3      Au sens de l’article 3, point 10, du règlement no 715/2007. Cette disposition définit un « dispositif d’invalidation » comme étant « tout élément de conception qui détecte la température, la vitesse du véhicule, le régime du moteur en tours/minute, la transmission, une dépression ou tout autre paramètre aux fins d’activer, de moduler, de retarder ou de désactiver le fonctionnement de toute partie du système de contrôle des émissions, qui réduit l’efficacité du système de contrôle des émissions dans des conditions dont on peut raisonnablement attendre qu’elles se produisent lors du fonctionnement et de l’utilisation normaux des véhicules ».


4      Article 5, paragraphe 2, sous a), du règlement no 715/2007.


5      Directive 1999/44/CE du Parlement européen et du Conseil, du 25 mai 1999, sur certains aspects de la vente et des garanties des biens de consommation (JO 1999, L 171, p. 12, ci-après la « directive relative à la vente et aux garanties des biens de consommation »).


6      Article 3, point 10, du règlement no 715/2007.


7      Article 3, point 10, du règlement no 715/2007.


8      Article 5, paragraphe 2, sous a), du règlement no 715/2007.


9      Règlement (CE) no 692/2008 de la Commission, du 18 juillet 2008, portant application et modification du règlement no 715/2007 (JO 2008, L 199, p. 1), modifié par le règlement (UE) no 566/2011 de la Commission, du 8 juin 2011 (JO 2011, L 158, p. 1), annexe I.

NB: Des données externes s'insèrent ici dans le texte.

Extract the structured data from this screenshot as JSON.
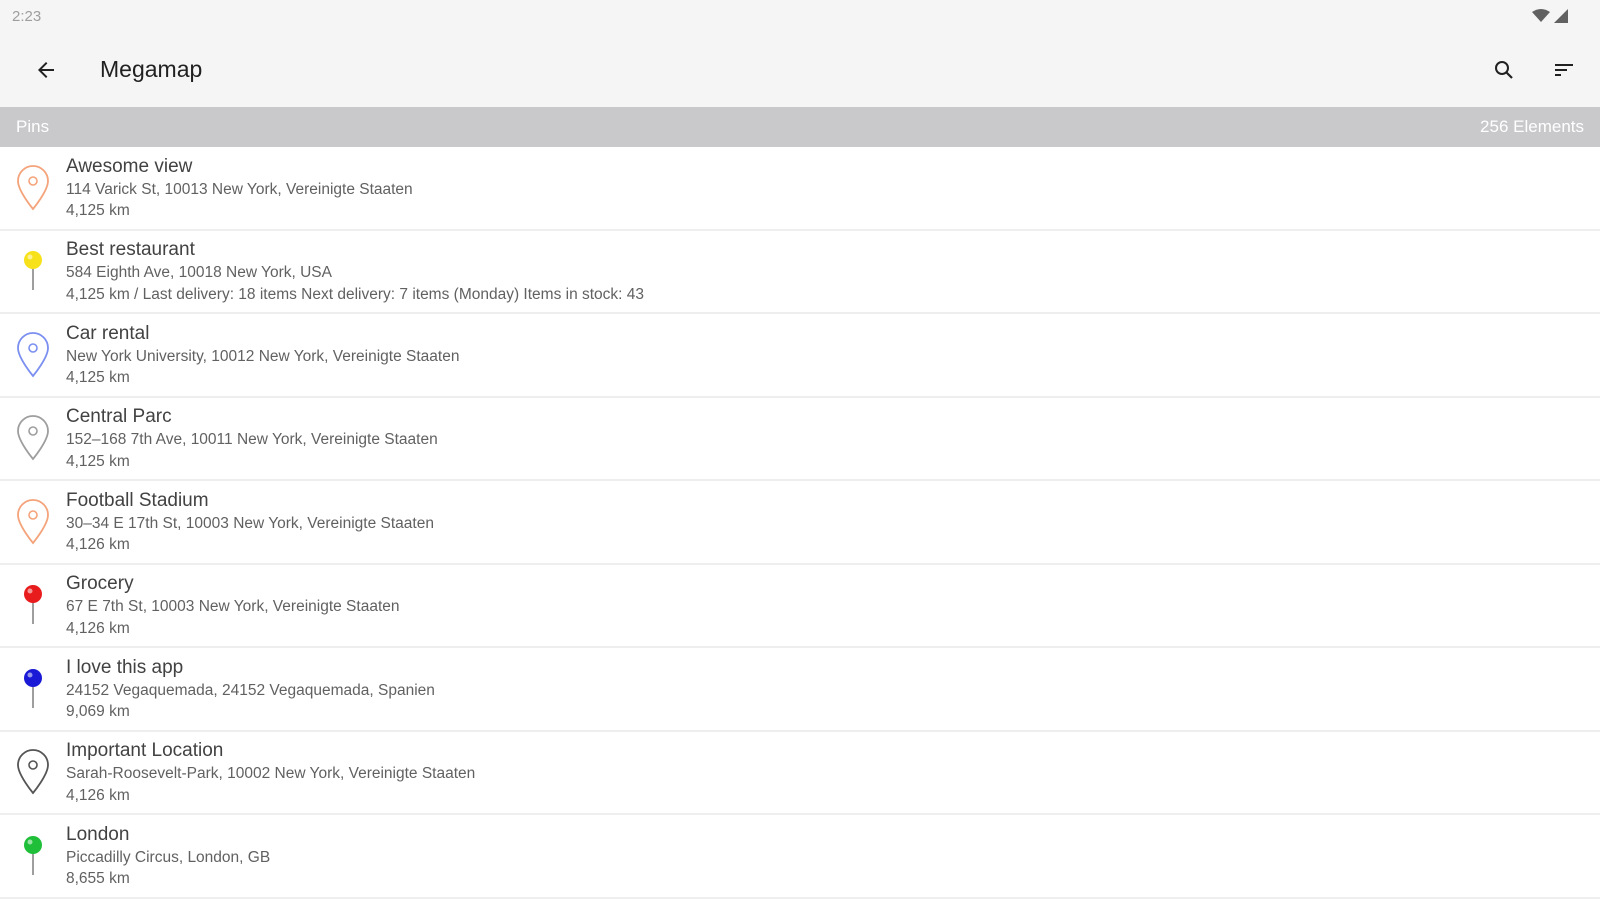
{
  "status": {
    "time": "2:23"
  },
  "appbar": {
    "title": "Megamap"
  },
  "section": {
    "label": "Pins",
    "count": "256 Elements"
  },
  "pins": [
    {
      "name": "Awesome view",
      "address": "114 Varick St, 10013 New York, Vereinigte Staaten",
      "info": "4,125 km",
      "style": "outline",
      "color": "#f4a37a",
      "icon": "map-pin-outline-icon"
    },
    {
      "name": "Best restaurant",
      "address": "584 Eighth Ave, 10018 New York, USA",
      "info": "4,125 km / Last delivery: 18 items Next delivery: 7 items (Monday) Items in stock: 43",
      "style": "push",
      "color": "#f7e11a",
      "icon": "pushpin-icon"
    },
    {
      "name": "Car rental",
      "address": "New York University, 10012 New York, Vereinigte Staaten",
      "info": "4,125 km",
      "style": "outline",
      "color": "#7b8ff0",
      "icon": "map-pin-outline-icon"
    },
    {
      "name": "Central Parc",
      "address": "152–168 7th Ave, 10011 New York, Vereinigte Staaten",
      "info": "4,125 km",
      "style": "outline",
      "color": "#9e9e9e",
      "icon": "map-pin-outline-icon"
    },
    {
      "name": "Football Stadium",
      "address": "30–34 E 17th St, 10003 New York, Vereinigte Staaten",
      "info": "4,126 km",
      "style": "outline",
      "color": "#f4a37a",
      "icon": "map-pin-outline-icon"
    },
    {
      "name": "Grocery",
      "address": "67 E 7th St, 10003 New York, Vereinigte Staaten",
      "info": "4,126 km",
      "style": "push",
      "color": "#e81c1c",
      "icon": "pushpin-icon"
    },
    {
      "name": "I love this app",
      "address": "24152 Vegaquemada, 24152 Vegaquemada, Spanien",
      "info": "9,069 km",
      "style": "push",
      "color": "#1a1ad6",
      "icon": "pushpin-icon"
    },
    {
      "name": "Important Location",
      "address": "Sarah-Roosevelt-Park, 10002 New York, Vereinigte Staaten",
      "info": "4,126 km",
      "style": "outline",
      "color": "#555555",
      "icon": "map-pin-outline-icon"
    },
    {
      "name": "London",
      "address": "Piccadilly Circus, London, GB",
      "info": "8,655 km",
      "style": "push",
      "color": "#1fbf3a",
      "icon": "pushpin-icon"
    }
  ]
}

10      Article 5, paragraphe 2, sous a), du règlement no 715/2007.


11      Au sens de l’article 3, paragraphe 2, de la directive 1999/44.


12      Article 5, paragraphe 2, du règlement no 715/2007.


13      Directive 2007/46/CE du Parlement européen et du Conseil, du 5 septembre 2007, établissant un cadre pour la réception des véhicules à moteur, de leurs remorques et des systèmes, des composants et des entités techniques destinés à ces véhicules (directive-cadre) (JO 2007, L 263, p. 1), telle que modifiée par le règlement (UE) no 1229/2012 de la Commission du 10 décembre 2012 (JO 2012, L 353, p. 1).


14      En vertu de l’article 18, paragraphe 1, de la directive 2007/46.


15      Conformément à l’article 26, paragraphe 1, de la directive 2007/46.


16      Article 2, paragraphe 2, sous d), de la directive 1999/44.


17      Article 5, paragraphe 2, du règlement no 715/2007.


18      En vertu de l’article 3, paragraphe 6, de la directive 1999/44.